The last couple of days I have been drenched in the presence of a Holy and Loving God. He has allowed me the privilege of praying for people I know, and even those I do not. I have been reading a great book...it's been stepping on my toes, but that is good, too. I have been reading one of my favorite blogs.
In all these different avenues of my life...God is speaking to me. Showing me new things. Building a heart of compassion in me. I am seeing differently. Feeling differently. Wanting to LOOK differently.
I have so many whispers in my heart from God. So many seeds that want to grow, and are...little by little. I have come so far in my walk, yet I have so far to go. I fail. I get up. The Lord gingerly whispers again to my spirit.
I am pondering the holidays quickly approaching. Thanksgiving...Christmas...A New Year...What do I look like to those who spend time with me, even if for the minutest moment? Do I look different from the masses? Do I show God's splendor in my expressions? Does my Home point to the creator? Do people See JESUS when they see me, or do they see hypocrisy? Of course there is a little of that in everyone...we are after all, human and in being so...we are less than perfect. Do I talk the talk and forget my walk? Do I live out my passions, convictions or just talk about them?

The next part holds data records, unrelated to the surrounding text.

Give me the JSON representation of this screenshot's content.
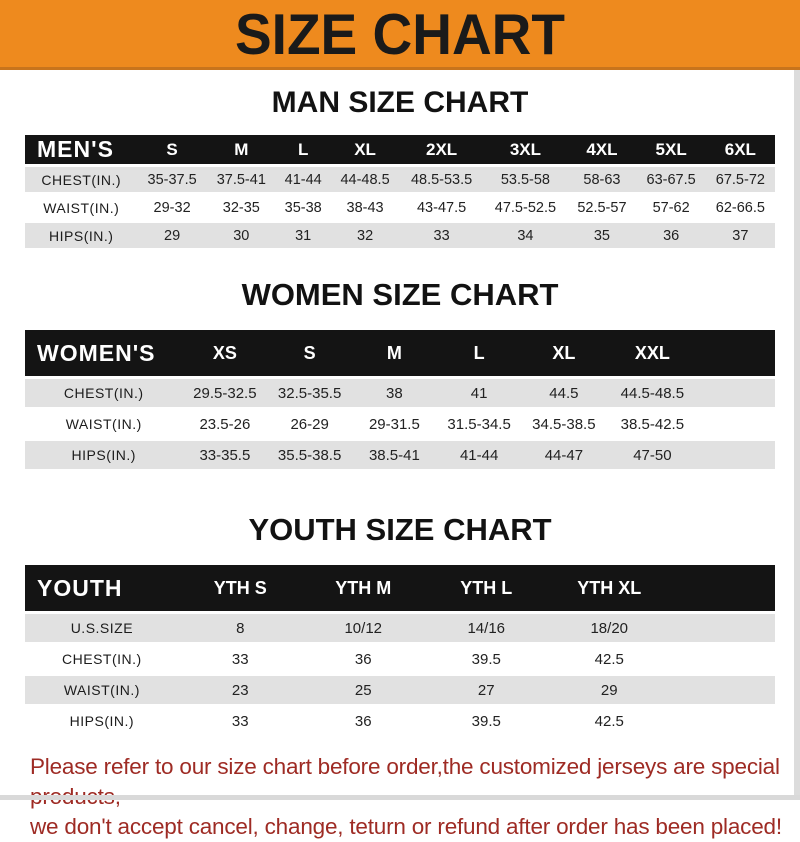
{
  "banner": {
    "title": "SIZE CHART"
  },
  "note": {
    "line1": "Please refer to our size chart before order,the customized jerseys are special products,",
    "line2": "we don't accept cancel, change, teturn or refund after order has been placed!"
  },
  "colors": {
    "banner_orange": "#EE8A1E",
    "header_bar_black": "#141414",
    "row_gray": "#E1E1E1",
    "note_red": "#9E2B24"
  },
  "chart_data": [
    {
      "type": "table",
      "title": "MAN SIZE CHART",
      "columns": [
        "MEN'S",
        "S",
        "M",
        "L",
        "XL",
        "2XL",
        "3XL",
        "4XL",
        "5XL",
        "6XL"
      ],
      "rows": [
        [
          "CHEST(IN.)",
          "35-37.5",
          "37.5-41",
          "41-44",
          "44-48.5",
          "48.5-53.5",
          "53.5-58",
          "58-63",
          "63-67.5",
          "67.5-72"
        ],
        [
          "WAIST(IN.)",
          "29-32",
          "32-35",
          "35-38",
          "38-43",
          "43-47.5",
          "47.5-52.5",
          "52.5-57",
          "57-62",
          "62-66.5"
        ],
        [
          "HIPS(IN.)",
          "29",
          "30",
          "31",
          "32",
          "33",
          "34",
          "35",
          "36",
          "37"
        ]
      ]
    },
    {
      "type": "table",
      "title": "WOMEN SIZE CHART",
      "columns": [
        "WOMEN'S",
        "XS",
        "S",
        "M",
        "L",
        "XL",
        "XXL"
      ],
      "rows": [
        [
          "CHEST(IN.)",
          "29.5-32.5",
          "32.5-35.5",
          "38",
          "41",
          "44.5",
          "44.5-48.5"
        ],
        [
          "WAIST(IN.)",
          "23.5-26",
          "26-29",
          "29-31.5",
          "31.5-34.5",
          "34.5-38.5",
          "38.5-42.5"
        ],
        [
          "HIPS(IN.)",
          "33-35.5",
          "35.5-38.5",
          "38.5-41",
          "41-44",
          "44-47",
          "47-50"
        ]
      ]
    },
    {
      "type": "table",
      "title": "YOUTH SIZE CHART",
      "columns": [
        "YOUTH",
        "YTH S",
        "YTH M",
        "YTH L",
        "YTH XL"
      ],
      "rows": [
        [
          "U.S.SIZE",
          "8",
          "10/12",
          "14/16",
          "18/20"
        ],
        [
          "CHEST(IN.)",
          "33",
          "36",
          "39.5",
          "42.5"
        ],
        [
          "WAIST(IN.)",
          "23",
          "25",
          "27",
          "29"
        ],
        [
          "HIPS(IN.)",
          "33",
          "36",
          "39.5",
          "42.5"
        ]
      ]
    }
  ]
}
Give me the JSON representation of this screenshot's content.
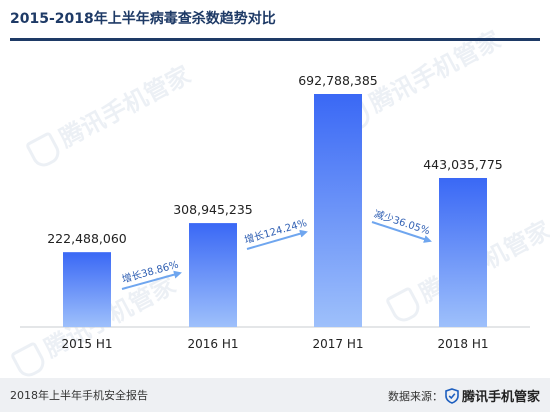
{
  "header": {
    "title": "2015-2018年上半年病毒查杀数趋势对比"
  },
  "watermark": {
    "text": "腾讯手机管家"
  },
  "footer": {
    "report": "2018年上半年手机安全报告",
    "source_label": "数据来源：",
    "source_brand": "腾讯手机管家"
  },
  "colors": {
    "bar_top": "#3a68f5",
    "bar_bottom": "#9ec0fb",
    "arrow": "#6fa6ef",
    "title": "#1e3a66"
  },
  "chart_data": {
    "type": "bar",
    "categories": [
      "2015 H1",
      "2016 H1",
      "2017 H1",
      "2018 H1"
    ],
    "values": [
      222488060,
      308945235,
      692788385,
      443035775
    ],
    "value_labels": [
      "222,488,060",
      "308,945,235",
      "692,788,385",
      "443,035,775"
    ],
    "annotations": [
      {
        "text": "增长38.86%",
        "from": "2015 H1",
        "to": "2016 H1"
      },
      {
        "text": "增长124.24%",
        "from": "2016 H1",
        "to": "2017 H1"
      },
      {
        "text": "减少36.05%",
        "from": "2017 H1",
        "to": "2018 H1"
      }
    ],
    "grid": false,
    "legend": "none"
  }
}
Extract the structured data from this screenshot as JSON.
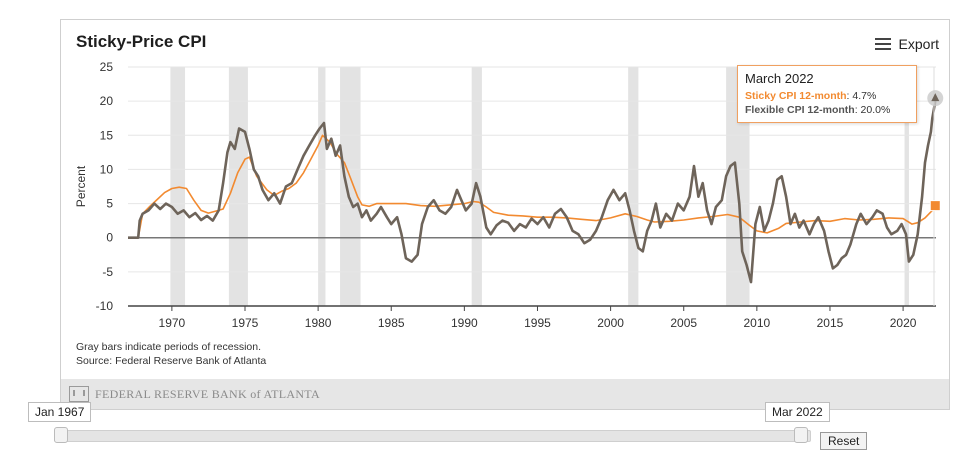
{
  "header": {
    "title": "Sticky-Price CPI",
    "export_label": "Export"
  },
  "notes": {
    "line1": "Gray bars indicate periods of recession.",
    "line2": "Source: Federal Reserve Bank of Atlanta"
  },
  "footer": {
    "logo_text": "FEDERAL RESERVE BANK of ATLANTA"
  },
  "tooltip": {
    "date": "March 2022",
    "sticky_name": "Sticky CPI 12-month",
    "sticky_value": "4.7%",
    "flex_name": "Flexible CPI 12-month",
    "flex_value": "20.0%"
  },
  "navigator": {
    "start_label": "Jan 1967",
    "end_label": "Mar 2022",
    "reset_label": "Reset"
  },
  "colors": {
    "sticky": "#f28a30",
    "flexible": "#6e645a",
    "recession": "#e3e3e3"
  },
  "chart_data": {
    "type": "line",
    "title": "Sticky-Price CPI",
    "ylabel": "Percent",
    "xlabel": "",
    "xlim": [
      1967,
      2022.25
    ],
    "ylim": [
      -10,
      25
    ],
    "yticks": [
      -10,
      -5,
      0,
      5,
      10,
      15,
      20,
      25
    ],
    "xticks": [
      1970,
      1975,
      1980,
      1985,
      1990,
      1995,
      2000,
      2005,
      2010,
      2015,
      2020
    ],
    "recessions": [
      [
        1969.9,
        1970.9
      ],
      [
        1973.9,
        1975.2
      ],
      [
        1980.0,
        1980.5
      ],
      [
        1981.5,
        1982.9
      ],
      [
        1990.5,
        1991.2
      ],
      [
        2001.2,
        2001.9
      ],
      [
        2007.9,
        2009.5
      ],
      [
        2020.1,
        2020.4
      ]
    ],
    "series": [
      {
        "name": "Sticky CPI 12-month",
        "color": "#f28a30",
        "points": [
          [
            1967.0,
            0.0
          ],
          [
            1967.7,
            0.0
          ],
          [
            1968.0,
            3.5
          ],
          [
            1968.5,
            4.6
          ],
          [
            1969.0,
            5.6
          ],
          [
            1969.5,
            6.6
          ],
          [
            1970.0,
            7.2
          ],
          [
            1970.5,
            7.4
          ],
          [
            1971.0,
            7.2
          ],
          [
            1971.5,
            5.5
          ],
          [
            1972.0,
            4.0
          ],
          [
            1972.5,
            3.6
          ],
          [
            1973.0,
            3.9
          ],
          [
            1973.5,
            4.2
          ],
          [
            1974.0,
            6.5
          ],
          [
            1974.5,
            9.5
          ],
          [
            1975.0,
            11.5
          ],
          [
            1975.3,
            11.8
          ],
          [
            1975.8,
            9.0
          ],
          [
            1976.5,
            7.0
          ],
          [
            1977.0,
            6.2
          ],
          [
            1977.5,
            6.8
          ],
          [
            1978.0,
            7.2
          ],
          [
            1978.5,
            8.0
          ],
          [
            1979.0,
            9.5
          ],
          [
            1979.5,
            11.5
          ],
          [
            1980.0,
            13.5
          ],
          [
            1980.3,
            15.0
          ],
          [
            1980.8,
            14.0
          ],
          [
            1981.3,
            12.2
          ],
          [
            1981.8,
            11.0
          ],
          [
            1982.2,
            8.8
          ],
          [
            1982.7,
            6.0
          ],
          [
            1983.0,
            4.8
          ],
          [
            1983.5,
            4.6
          ],
          [
            1984.0,
            5.0
          ],
          [
            1985.0,
            5.0
          ],
          [
            1986.0,
            5.0
          ],
          [
            1987.0,
            4.7
          ],
          [
            1988.0,
            4.6
          ],
          [
            1989.0,
            4.8
          ],
          [
            1990.0,
            5.0
          ],
          [
            1990.6,
            5.3
          ],
          [
            1991.0,
            5.2
          ],
          [
            1991.5,
            4.5
          ],
          [
            1992.0,
            3.7
          ],
          [
            1993.0,
            3.3
          ],
          [
            1994.0,
            3.2
          ],
          [
            1995.0,
            3.0
          ],
          [
            1996.0,
            3.0
          ],
          [
            1997.0,
            2.9
          ],
          [
            1998.0,
            2.7
          ],
          [
            1999.0,
            2.5
          ],
          [
            2000.0,
            2.9
          ],
          [
            2001.0,
            3.5
          ],
          [
            2001.8,
            3.1
          ],
          [
            2002.5,
            2.6
          ],
          [
            2003.0,
            2.3
          ],
          [
            2004.0,
            2.4
          ],
          [
            2005.0,
            2.6
          ],
          [
            2006.0,
            2.9
          ],
          [
            2007.0,
            3.1
          ],
          [
            2008.0,
            3.4
          ],
          [
            2008.8,
            3.0
          ],
          [
            2009.5,
            1.8
          ],
          [
            2010.0,
            1.0
          ],
          [
            2010.7,
            0.7
          ],
          [
            2011.5,
            1.4
          ],
          [
            2012.0,
            2.1
          ],
          [
            2013.0,
            2.3
          ],
          [
            2014.0,
            2.5
          ],
          [
            2015.0,
            2.4
          ],
          [
            2016.0,
            2.8
          ],
          [
            2017.0,
            2.6
          ],
          [
            2018.0,
            2.7
          ],
          [
            2019.0,
            2.9
          ],
          [
            2020.0,
            2.8
          ],
          [
            2020.6,
            2.0
          ],
          [
            2021.0,
            2.2
          ],
          [
            2021.5,
            2.9
          ],
          [
            2022.0,
            4.0
          ],
          [
            2022.2,
            4.7
          ]
        ]
      },
      {
        "name": "Flexible CPI 12-month",
        "color": "#6e645a",
        "points": [
          [
            1967.0,
            0.0
          ],
          [
            1967.7,
            0.0
          ],
          [
            1967.8,
            2.5
          ],
          [
            1968.0,
            3.5
          ],
          [
            1968.4,
            4.0
          ],
          [
            1968.8,
            5.0
          ],
          [
            1969.2,
            4.2
          ],
          [
            1969.6,
            5.0
          ],
          [
            1970.0,
            4.5
          ],
          [
            1970.4,
            3.5
          ],
          [
            1970.8,
            4.0
          ],
          [
            1971.2,
            3.0
          ],
          [
            1971.6,
            3.6
          ],
          [
            1972.0,
            2.6
          ],
          [
            1972.4,
            3.2
          ],
          [
            1972.8,
            2.5
          ],
          [
            1973.2,
            4.0
          ],
          [
            1973.5,
            8.0
          ],
          [
            1973.8,
            12.5
          ],
          [
            1974.0,
            14.0
          ],
          [
            1974.3,
            13.0
          ],
          [
            1974.6,
            16.0
          ],
          [
            1975.0,
            15.5
          ],
          [
            1975.3,
            13.0
          ],
          [
            1975.6,
            10.0
          ],
          [
            1975.9,
            9.0
          ],
          [
            1976.2,
            7.0
          ],
          [
            1976.6,
            5.5
          ],
          [
            1977.0,
            6.5
          ],
          [
            1977.4,
            5.0
          ],
          [
            1977.8,
            7.5
          ],
          [
            1978.2,
            8.0
          ],
          [
            1978.6,
            10.0
          ],
          [
            1979.0,
            12.0
          ],
          [
            1979.4,
            13.5
          ],
          [
            1979.8,
            15.0
          ],
          [
            1980.1,
            16.0
          ],
          [
            1980.4,
            16.8
          ],
          [
            1980.6,
            13.0
          ],
          [
            1980.9,
            14.5
          ],
          [
            1981.2,
            12.0
          ],
          [
            1981.5,
            13.5
          ],
          [
            1981.8,
            9.0
          ],
          [
            1982.1,
            6.0
          ],
          [
            1982.4,
            4.5
          ],
          [
            1982.7,
            5.0
          ],
          [
            1983.0,
            3.0
          ],
          [
            1983.3,
            4.0
          ],
          [
            1983.6,
            2.5
          ],
          [
            1984.0,
            3.5
          ],
          [
            1984.3,
            4.5
          ],
          [
            1984.7,
            3.0
          ],
          [
            1985.0,
            2.0
          ],
          [
            1985.4,
            3.0
          ],
          [
            1985.7,
            0.5
          ],
          [
            1986.0,
            -3.0
          ],
          [
            1986.4,
            -3.5
          ],
          [
            1986.8,
            -2.5
          ],
          [
            1987.1,
            2.0
          ],
          [
            1987.5,
            4.5
          ],
          [
            1987.9,
            5.5
          ],
          [
            1988.3,
            4.0
          ],
          [
            1988.7,
            3.5
          ],
          [
            1989.1,
            4.5
          ],
          [
            1989.5,
            7.0
          ],
          [
            1989.8,
            5.5
          ],
          [
            1990.1,
            4.0
          ],
          [
            1990.5,
            5.0
          ],
          [
            1990.8,
            8.0
          ],
          [
            1991.1,
            6.0
          ],
          [
            1991.5,
            1.5
          ],
          [
            1991.8,
            0.5
          ],
          [
            1992.2,
            1.8
          ],
          [
            1992.6,
            2.5
          ],
          [
            1993.0,
            2.2
          ],
          [
            1993.4,
            1.0
          ],
          [
            1993.8,
            2.0
          ],
          [
            1994.2,
            1.5
          ],
          [
            1994.6,
            2.8
          ],
          [
            1995.0,
            2.0
          ],
          [
            1995.4,
            3.0
          ],
          [
            1995.8,
            1.5
          ],
          [
            1996.2,
            3.5
          ],
          [
            1996.6,
            4.2
          ],
          [
            1997.0,
            3.0
          ],
          [
            1997.4,
            1.0
          ],
          [
            1997.8,
            0.5
          ],
          [
            1998.2,
            -0.8
          ],
          [
            1998.6,
            -0.3
          ],
          [
            1999.0,
            1.0
          ],
          [
            1999.4,
            3.0
          ],
          [
            1999.8,
            5.5
          ],
          [
            2000.2,
            7.0
          ],
          [
            2000.6,
            5.5
          ],
          [
            2001.0,
            6.5
          ],
          [
            2001.3,
            4.0
          ],
          [
            2001.6,
            1.0
          ],
          [
            2001.9,
            -1.5
          ],
          [
            2002.2,
            -2.0
          ],
          [
            2002.5,
            1.0
          ],
          [
            2002.8,
            2.5
          ],
          [
            2003.1,
            5.0
          ],
          [
            2003.4,
            1.5
          ],
          [
            2003.8,
            3.5
          ],
          [
            2004.2,
            2.5
          ],
          [
            2004.6,
            5.0
          ],
          [
            2005.0,
            4.0
          ],
          [
            2005.4,
            6.0
          ],
          [
            2005.7,
            10.5
          ],
          [
            2006.0,
            6.0
          ],
          [
            2006.3,
            8.0
          ],
          [
            2006.6,
            4.0
          ],
          [
            2006.9,
            2.0
          ],
          [
            2007.2,
            4.5
          ],
          [
            2007.6,
            5.5
          ],
          [
            2007.9,
            9.0
          ],
          [
            2008.2,
            10.5
          ],
          [
            2008.5,
            11.0
          ],
          [
            2008.8,
            5.0
          ],
          [
            2009.0,
            -2.0
          ],
          [
            2009.3,
            -4.0
          ],
          [
            2009.6,
            -6.5
          ],
          [
            2009.9,
            2.0
          ],
          [
            2010.2,
            4.5
          ],
          [
            2010.5,
            1.0
          ],
          [
            2010.8,
            2.5
          ],
          [
            2011.1,
            5.0
          ],
          [
            2011.4,
            8.5
          ],
          [
            2011.7,
            9.0
          ],
          [
            2012.0,
            6.0
          ],
          [
            2012.3,
            2.0
          ],
          [
            2012.6,
            3.5
          ],
          [
            2012.9,
            1.5
          ],
          [
            2013.2,
            2.5
          ],
          [
            2013.6,
            0.5
          ],
          [
            2013.9,
            2.0
          ],
          [
            2014.2,
            3.0
          ],
          [
            2014.6,
            1.0
          ],
          [
            2014.9,
            -2.0
          ],
          [
            2015.2,
            -4.5
          ],
          [
            2015.5,
            -4.0
          ],
          [
            2015.8,
            -3.0
          ],
          [
            2016.1,
            -2.5
          ],
          [
            2016.4,
            -1.0
          ],
          [
            2016.8,
            2.0
          ],
          [
            2017.1,
            3.5
          ],
          [
            2017.5,
            2.0
          ],
          [
            2017.9,
            3.0
          ],
          [
            2018.2,
            4.0
          ],
          [
            2018.6,
            3.5
          ],
          [
            2018.9,
            1.5
          ],
          [
            2019.2,
            0.5
          ],
          [
            2019.6,
            1.0
          ],
          [
            2019.9,
            2.0
          ],
          [
            2020.2,
            0.5
          ],
          [
            2020.4,
            -3.5
          ],
          [
            2020.7,
            -2.5
          ],
          [
            2021.0,
            0.5
          ],
          [
            2021.3,
            6.0
          ],
          [
            2021.5,
            11.0
          ],
          [
            2021.7,
            13.5
          ],
          [
            2021.9,
            15.5
          ],
          [
            2022.0,
            17.5
          ],
          [
            2022.2,
            20.0
          ]
        ]
      }
    ]
  }
}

The upcoming holidays have struck a chord in me. I want them to look different. I want them to be MORE than the shoe box we pack for a few children. More than buying gifts for people who have everything they could possibly need or want. More than just reading the birth of Christ from the Bible or saying our thanks to the All Powerful God of the Universe around the Thanksgiving meal. More than empty Resolutions for the coming New Year. I want to DO more. I want to LOOK different. I don't know how to do that...people already think we're weird... No Santa...No Tree...No Stockings....but that is just the baby steps to what God is laying on my heart. I want to be INTENTIONAL.
Lord, use this vessel. Pour into me what you would have me pour out to others. Change my countenance like you changed Moses' when he radiated as he descended the mountain from being in Your presence. May I walk in your presence and look to you for ALL things.